Onkelos allegorizes the agricultural imagery of Jacob's blessing to Judah into a vision of the Messiah's kingdom: the city of Israel, the temple, and the gathering of the righteous. The literal vine and donkey become symbols of restoration.
Hebrew (MT)
לִישׁוּעָתְךָ קִוִּיתִי יְהוָה
For your salvation I wait, O LORD.
Targum (Aramaic)
lefurqanakh savveit Adonai
Targum Rendering
For your redemption I wait, O LORD.
Onkelos renders yeshu'ah as 'redemption' (furqan), a term with eschatological and Messianic overtones in Aramaic.
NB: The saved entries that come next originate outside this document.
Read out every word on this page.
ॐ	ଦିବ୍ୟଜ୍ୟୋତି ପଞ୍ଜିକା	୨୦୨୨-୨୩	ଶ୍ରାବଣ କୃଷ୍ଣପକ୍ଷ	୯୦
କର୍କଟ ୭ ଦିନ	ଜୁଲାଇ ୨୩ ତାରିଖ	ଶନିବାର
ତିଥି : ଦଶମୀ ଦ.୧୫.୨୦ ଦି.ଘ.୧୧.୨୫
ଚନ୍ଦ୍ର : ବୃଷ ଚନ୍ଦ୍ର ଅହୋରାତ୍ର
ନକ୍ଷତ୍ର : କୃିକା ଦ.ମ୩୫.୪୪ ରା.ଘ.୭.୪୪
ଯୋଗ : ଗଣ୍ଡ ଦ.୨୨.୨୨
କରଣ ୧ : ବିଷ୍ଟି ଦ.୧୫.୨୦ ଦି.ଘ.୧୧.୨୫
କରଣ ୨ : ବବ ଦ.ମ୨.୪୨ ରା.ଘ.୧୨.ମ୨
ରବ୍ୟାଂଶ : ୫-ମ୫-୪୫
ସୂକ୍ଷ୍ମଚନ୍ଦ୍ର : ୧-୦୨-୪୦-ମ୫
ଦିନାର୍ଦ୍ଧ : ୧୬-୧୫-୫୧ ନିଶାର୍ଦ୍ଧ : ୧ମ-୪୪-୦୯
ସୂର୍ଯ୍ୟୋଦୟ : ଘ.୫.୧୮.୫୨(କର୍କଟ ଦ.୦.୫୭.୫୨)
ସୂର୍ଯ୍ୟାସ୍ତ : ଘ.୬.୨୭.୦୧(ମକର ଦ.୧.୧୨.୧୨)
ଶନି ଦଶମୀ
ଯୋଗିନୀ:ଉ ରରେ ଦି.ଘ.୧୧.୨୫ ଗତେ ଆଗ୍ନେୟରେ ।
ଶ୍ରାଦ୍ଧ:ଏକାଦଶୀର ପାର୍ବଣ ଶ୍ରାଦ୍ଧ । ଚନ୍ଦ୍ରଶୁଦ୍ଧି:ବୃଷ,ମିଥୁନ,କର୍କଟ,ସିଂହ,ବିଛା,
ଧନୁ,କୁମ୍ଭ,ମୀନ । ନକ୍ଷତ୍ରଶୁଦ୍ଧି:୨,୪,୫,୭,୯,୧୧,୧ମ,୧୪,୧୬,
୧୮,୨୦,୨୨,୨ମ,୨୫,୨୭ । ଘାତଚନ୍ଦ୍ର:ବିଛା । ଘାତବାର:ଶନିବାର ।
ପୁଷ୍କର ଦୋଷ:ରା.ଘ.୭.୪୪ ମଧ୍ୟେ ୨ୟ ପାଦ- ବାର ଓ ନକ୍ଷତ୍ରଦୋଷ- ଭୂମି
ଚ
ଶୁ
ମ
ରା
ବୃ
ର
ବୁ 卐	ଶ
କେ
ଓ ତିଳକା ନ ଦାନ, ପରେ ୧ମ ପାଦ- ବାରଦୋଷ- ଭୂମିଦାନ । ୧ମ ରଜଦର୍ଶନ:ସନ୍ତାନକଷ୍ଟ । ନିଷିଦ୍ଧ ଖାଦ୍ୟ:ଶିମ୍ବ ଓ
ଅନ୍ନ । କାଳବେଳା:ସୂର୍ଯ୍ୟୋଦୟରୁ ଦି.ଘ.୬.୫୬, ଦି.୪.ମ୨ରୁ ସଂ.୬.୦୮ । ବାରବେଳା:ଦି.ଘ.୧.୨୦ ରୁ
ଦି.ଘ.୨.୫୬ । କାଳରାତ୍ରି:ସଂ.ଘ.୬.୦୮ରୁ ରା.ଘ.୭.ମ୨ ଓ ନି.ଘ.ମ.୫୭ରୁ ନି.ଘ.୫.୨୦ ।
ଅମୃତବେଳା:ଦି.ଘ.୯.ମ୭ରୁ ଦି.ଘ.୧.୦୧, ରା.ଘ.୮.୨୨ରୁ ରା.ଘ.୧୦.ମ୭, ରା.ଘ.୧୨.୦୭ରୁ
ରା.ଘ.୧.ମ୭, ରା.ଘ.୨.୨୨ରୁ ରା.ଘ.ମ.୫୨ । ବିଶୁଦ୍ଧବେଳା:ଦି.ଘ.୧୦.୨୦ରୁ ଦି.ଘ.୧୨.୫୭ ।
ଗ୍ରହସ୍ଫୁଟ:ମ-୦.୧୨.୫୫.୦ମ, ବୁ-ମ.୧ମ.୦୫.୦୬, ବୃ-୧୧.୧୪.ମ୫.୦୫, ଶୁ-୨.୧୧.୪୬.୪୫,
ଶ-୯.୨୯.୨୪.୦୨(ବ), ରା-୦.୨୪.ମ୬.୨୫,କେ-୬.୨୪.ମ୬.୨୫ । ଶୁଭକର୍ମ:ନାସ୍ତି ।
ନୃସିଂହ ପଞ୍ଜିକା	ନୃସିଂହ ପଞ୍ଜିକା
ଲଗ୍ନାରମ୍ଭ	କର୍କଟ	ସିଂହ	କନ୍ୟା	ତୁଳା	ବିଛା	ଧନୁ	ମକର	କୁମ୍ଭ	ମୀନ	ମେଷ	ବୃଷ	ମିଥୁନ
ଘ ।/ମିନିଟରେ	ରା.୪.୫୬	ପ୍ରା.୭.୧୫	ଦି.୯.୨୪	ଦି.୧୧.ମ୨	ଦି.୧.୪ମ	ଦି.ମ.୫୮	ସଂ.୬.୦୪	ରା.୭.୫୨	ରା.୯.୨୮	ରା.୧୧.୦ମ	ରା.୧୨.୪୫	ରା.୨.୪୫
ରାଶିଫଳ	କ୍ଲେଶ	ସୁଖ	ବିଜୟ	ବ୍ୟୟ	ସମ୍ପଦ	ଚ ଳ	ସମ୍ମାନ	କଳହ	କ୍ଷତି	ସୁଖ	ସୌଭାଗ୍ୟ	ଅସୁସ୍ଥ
Placed amid the tribal blessings, it reinforces the Messianic expectation of the passage.
Hebrew (MT)
מִשָּׁם רֹעֶה אֶבֶן יִשְׂרָאֵל
From there is the Shepherd, the Stone of Israel.
Targum (Aramaic)
mitamman parnes taqif deYisrael
Targum Rendering
From there the strong shepherd of Israel.
'Stone of Israel' is rendered 'strong one of Israel,' interpreting the metaphor as messianic leadership rather than literal stone imagery.
Hebrew (MT)
וְאַתֶּם חֲשַׁבְתֶּם עָלַי רָעָה אֱלֹהִים חֲשָׁבָהּ לְטֹבָה
As for you, you meant evil against me, but God meant it for good.
Targum (Aramaic)
ve'atton chashavton alai bishta min qodam Adonai itchashivat letava
Targum Rendering
And you intended evil against me, but from before the LORD it was reckoned for good.
The attribution of planning to God is softened: it was not God who 'intended' but rather 'from before the LORD it was reckoned,' using the reverential circumlocution to distance God from the appearance of causing evil.
Hebrew (MT)
פָּקֹד יִפְקֹד אֱלֹהִים אֶתְכֶם
God will surely visit you.
Targum (Aramaic)
midkar yidkar Adonai yathkhon
Targum Rendering
God will surely visit you.
Joseph's deathbed promise. The 'visit you' formula recurs throughout the Joseph-Moses transition (Exod 3:16, 4:31). Echoed at Luke 1:68 (Zechariah's prophecy: 'he has visited and redeemed his people').